Use lmfit Model - function has dataframe as argument


I want to use lmfit in order to fit my data.

The function I am using, has only one argument features. The content of features will be different (both columns and values), so I can't initialize parameters.

I tried to create a dataframe as here, but I can't use the guess method because this is for LorentzianModel and I just want to use Model.

import pandas as pd
import numpy as np
import matplotlib.pyplot as plt
import lmfit
from sklearn.linear_model import LinearRegression


df = {'a': [0, 0.2, 0.3], 'b':[14, 10, 9], 'target':[100, 200, 300]}
df = pd.DataFrame(df)

X = df[['a', 'b']]
y = df[['target']]

model = LinearRegression().fit(X, y)

features = pd.DataFrame({"a": np.array([0, 0.11, 0.36]),
                         "b": np.array([10, 14, 8])})

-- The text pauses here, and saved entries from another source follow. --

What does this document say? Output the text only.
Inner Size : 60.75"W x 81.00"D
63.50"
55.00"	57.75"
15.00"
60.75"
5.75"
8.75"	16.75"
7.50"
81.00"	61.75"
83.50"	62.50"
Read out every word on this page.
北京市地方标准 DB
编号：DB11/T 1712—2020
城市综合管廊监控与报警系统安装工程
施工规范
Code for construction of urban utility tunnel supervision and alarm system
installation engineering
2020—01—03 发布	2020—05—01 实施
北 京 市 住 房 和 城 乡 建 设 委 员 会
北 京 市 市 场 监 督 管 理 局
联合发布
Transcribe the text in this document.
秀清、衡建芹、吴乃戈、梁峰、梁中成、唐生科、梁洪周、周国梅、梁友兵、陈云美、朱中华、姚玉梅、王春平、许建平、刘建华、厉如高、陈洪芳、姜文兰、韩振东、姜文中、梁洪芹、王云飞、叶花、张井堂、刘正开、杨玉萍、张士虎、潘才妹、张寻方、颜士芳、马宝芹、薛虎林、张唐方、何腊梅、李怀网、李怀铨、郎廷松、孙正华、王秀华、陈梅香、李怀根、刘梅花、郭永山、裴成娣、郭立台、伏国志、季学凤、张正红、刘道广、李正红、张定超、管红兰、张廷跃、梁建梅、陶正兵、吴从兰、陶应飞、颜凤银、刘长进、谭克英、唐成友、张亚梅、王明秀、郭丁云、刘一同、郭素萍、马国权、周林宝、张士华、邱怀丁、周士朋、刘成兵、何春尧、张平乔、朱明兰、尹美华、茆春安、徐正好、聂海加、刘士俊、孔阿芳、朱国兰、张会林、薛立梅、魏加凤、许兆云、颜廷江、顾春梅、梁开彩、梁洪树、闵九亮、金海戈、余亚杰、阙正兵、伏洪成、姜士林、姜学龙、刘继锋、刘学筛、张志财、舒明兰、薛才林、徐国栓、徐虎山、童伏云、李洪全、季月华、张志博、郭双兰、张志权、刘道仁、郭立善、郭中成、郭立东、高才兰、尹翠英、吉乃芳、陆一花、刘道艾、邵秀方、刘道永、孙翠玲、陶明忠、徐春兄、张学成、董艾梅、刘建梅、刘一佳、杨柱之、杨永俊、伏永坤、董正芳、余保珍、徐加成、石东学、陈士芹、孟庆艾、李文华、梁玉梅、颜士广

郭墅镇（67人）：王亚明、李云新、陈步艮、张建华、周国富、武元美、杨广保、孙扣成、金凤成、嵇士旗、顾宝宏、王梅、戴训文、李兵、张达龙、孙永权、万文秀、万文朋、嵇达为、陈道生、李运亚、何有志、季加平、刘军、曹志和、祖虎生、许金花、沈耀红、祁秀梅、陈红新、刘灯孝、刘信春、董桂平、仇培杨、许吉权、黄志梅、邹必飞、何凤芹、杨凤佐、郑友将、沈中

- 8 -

def eval_custom(features):
    res = model.predict(features)
    return res


x_val = features[["a"]].values

def calling_func(features, x_val):
    pred_custom = eval_custom(features)
    df = pd.DataFrame({'x': np.squeeze(x_val), 'y': np.squeeze(pred_custom)})

    themodel = lmfit.Model(eval_custom)
    params = themodel.guess(df['y'], x=df['x'])
    result = themodel.fit(df['y'], params, x = df['x'])
       
    result.plot_fit()


calling_func(features, x_val)

Solution

  • The model function needs to take independent variables and the individual model parameters as arguments. You're wrapping all of that into a single pandas Dataframe and then sending that. Don't do that.

    If you need to create a dataframe from the current values of the model, do that inside your model function.

    Also: a generic model function does not have a working guess function. Use model.make_params() and definitely, definitely (no exceptions, nope not ever) provide actual initial values for every parameter.